Labour thought that sending everyone to University would make things fair. It doesn't. Not even slightly. First of all, we need to face facts that not everyone is intelligent enough to do a chemistry degree, in which case teaching them media studies isn't going to cut it. Getting more people to go to University just devalues degrees, this means that the value of the degree becomes less important forcing people to decide on other factors, such as, oh I don't know, contacts! All the while we don't have any plumbers and so we have to import the whole of Poland to compensate (which I imagine the Polish aren't too happy about). Although the people who really are well off can afford to just do a masters or an MPhil putting them ahead of those who cannot afford to do so. This brings things right back to class and money, except everyone has wasted three years of their lives doing a useless degree when they could have been working. That's the thing about money, the rich always have more of it.
Point number 5: nurture or nature, logically it would make sense for middle class couples to have intelligent children.

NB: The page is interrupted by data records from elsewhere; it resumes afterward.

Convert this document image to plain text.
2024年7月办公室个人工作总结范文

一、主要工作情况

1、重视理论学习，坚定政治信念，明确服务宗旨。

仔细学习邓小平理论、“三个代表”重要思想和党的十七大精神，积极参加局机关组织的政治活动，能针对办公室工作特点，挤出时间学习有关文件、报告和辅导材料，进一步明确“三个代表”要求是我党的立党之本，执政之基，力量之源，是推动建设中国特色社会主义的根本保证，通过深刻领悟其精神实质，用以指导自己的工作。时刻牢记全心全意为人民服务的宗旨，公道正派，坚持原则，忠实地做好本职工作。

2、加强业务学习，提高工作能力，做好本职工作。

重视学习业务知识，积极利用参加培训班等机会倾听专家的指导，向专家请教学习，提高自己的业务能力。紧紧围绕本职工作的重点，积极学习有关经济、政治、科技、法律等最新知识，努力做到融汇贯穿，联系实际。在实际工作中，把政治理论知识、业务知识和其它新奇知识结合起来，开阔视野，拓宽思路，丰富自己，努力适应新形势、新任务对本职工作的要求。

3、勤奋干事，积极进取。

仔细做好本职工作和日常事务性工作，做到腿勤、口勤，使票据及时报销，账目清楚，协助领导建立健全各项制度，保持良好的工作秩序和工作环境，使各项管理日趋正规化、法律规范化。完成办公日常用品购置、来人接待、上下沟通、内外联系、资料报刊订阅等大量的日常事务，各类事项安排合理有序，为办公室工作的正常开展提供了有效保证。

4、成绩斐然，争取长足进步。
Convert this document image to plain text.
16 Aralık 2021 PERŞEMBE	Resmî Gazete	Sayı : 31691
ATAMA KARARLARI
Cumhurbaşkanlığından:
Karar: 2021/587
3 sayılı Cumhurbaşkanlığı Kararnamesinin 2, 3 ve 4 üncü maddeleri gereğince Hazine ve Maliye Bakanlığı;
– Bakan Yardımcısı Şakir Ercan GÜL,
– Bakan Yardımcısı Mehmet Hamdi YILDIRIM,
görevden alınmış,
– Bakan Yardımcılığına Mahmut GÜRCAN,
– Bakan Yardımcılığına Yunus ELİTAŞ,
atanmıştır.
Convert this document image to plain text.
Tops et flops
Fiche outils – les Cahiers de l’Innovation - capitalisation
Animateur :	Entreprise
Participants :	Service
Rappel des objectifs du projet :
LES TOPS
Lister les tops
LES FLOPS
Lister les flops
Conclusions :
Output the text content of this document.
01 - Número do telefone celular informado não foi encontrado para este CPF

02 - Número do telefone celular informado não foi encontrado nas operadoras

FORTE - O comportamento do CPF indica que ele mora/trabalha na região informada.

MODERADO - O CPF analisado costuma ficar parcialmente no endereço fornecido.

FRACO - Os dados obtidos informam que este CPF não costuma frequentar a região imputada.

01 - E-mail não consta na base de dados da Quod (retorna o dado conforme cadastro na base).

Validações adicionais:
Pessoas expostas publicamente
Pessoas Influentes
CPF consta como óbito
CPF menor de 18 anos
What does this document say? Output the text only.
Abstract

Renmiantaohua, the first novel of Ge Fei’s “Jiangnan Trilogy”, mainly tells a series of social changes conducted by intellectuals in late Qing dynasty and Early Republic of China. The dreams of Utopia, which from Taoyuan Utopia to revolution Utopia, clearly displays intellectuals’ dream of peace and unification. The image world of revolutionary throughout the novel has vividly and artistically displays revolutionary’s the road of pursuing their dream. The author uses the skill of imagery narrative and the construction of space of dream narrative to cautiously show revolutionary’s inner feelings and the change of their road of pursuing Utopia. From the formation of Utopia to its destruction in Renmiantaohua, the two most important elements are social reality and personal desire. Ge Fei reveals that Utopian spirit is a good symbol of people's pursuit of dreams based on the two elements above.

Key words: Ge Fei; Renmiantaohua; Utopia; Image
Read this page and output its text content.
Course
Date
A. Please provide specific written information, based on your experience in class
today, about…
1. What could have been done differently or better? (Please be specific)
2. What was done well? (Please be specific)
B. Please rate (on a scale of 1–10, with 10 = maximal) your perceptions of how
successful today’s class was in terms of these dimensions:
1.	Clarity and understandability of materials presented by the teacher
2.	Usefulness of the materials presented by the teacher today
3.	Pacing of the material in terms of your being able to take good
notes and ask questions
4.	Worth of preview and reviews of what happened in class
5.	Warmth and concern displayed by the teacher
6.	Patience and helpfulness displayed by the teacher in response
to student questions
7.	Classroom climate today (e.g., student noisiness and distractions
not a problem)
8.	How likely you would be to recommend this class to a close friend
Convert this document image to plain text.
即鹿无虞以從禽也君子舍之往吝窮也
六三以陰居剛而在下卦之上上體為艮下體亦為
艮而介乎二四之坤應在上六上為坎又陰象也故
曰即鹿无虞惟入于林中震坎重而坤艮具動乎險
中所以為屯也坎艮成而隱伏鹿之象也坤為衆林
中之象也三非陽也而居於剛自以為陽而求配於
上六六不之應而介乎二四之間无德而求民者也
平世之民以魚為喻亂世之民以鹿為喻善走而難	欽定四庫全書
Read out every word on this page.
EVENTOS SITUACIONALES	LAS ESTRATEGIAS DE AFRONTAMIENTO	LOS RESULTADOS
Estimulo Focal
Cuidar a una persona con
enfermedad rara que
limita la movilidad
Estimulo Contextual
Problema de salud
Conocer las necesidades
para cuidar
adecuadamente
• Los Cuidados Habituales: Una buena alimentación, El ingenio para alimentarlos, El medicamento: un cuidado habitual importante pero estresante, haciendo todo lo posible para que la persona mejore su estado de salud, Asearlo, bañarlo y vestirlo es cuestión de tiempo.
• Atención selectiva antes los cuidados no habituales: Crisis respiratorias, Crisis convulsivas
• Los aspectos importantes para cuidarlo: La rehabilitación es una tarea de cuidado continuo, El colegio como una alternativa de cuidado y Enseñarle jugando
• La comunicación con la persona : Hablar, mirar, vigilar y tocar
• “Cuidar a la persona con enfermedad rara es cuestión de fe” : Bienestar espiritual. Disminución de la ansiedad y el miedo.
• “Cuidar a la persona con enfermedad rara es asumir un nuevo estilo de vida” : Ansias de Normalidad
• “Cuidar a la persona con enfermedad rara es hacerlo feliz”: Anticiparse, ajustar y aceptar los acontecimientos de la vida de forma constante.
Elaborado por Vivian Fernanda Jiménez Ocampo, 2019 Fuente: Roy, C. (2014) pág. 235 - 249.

Oh my, middle class children earn more! How can this be? Well lets just think this through shall we? Whether you think intelligence is due to DNA or whether you think it is down to your upbringing, either way this favours middle class children. Between the ages of 2 and 10 I constantly harassed my father with every question my youthful mind could muster. Since my father has the patience of Job, rather than telling me to shut up before he drove off a cliff (we were often in the car at the time I recall) he told the time and effort to answer these inane questions. When we were travelling we would have a game of 'Capitols', one person names the country the other person has to state the capitol city. To this end I was devastated the other day when I couldn't remember the capitol of Romanian was Bucharest. Anyway, the point is that my cerebral development had as much to do with my parents intelligence and reception to knowledge as it had to do with to which school I went. Don't get me wrong I'm not saying that stupid parents cannot give birth to intelligent children, but logically it is going to be less likely. The result of this is obvious, intelligent children are likely to grow up and have high earning jobs. It isn't rocket science, and it isn't a class conspiracy.
While I did intend for this evaluation to be comprehensive, I didn't expect it to be so long, so I'm going to cut it in two here.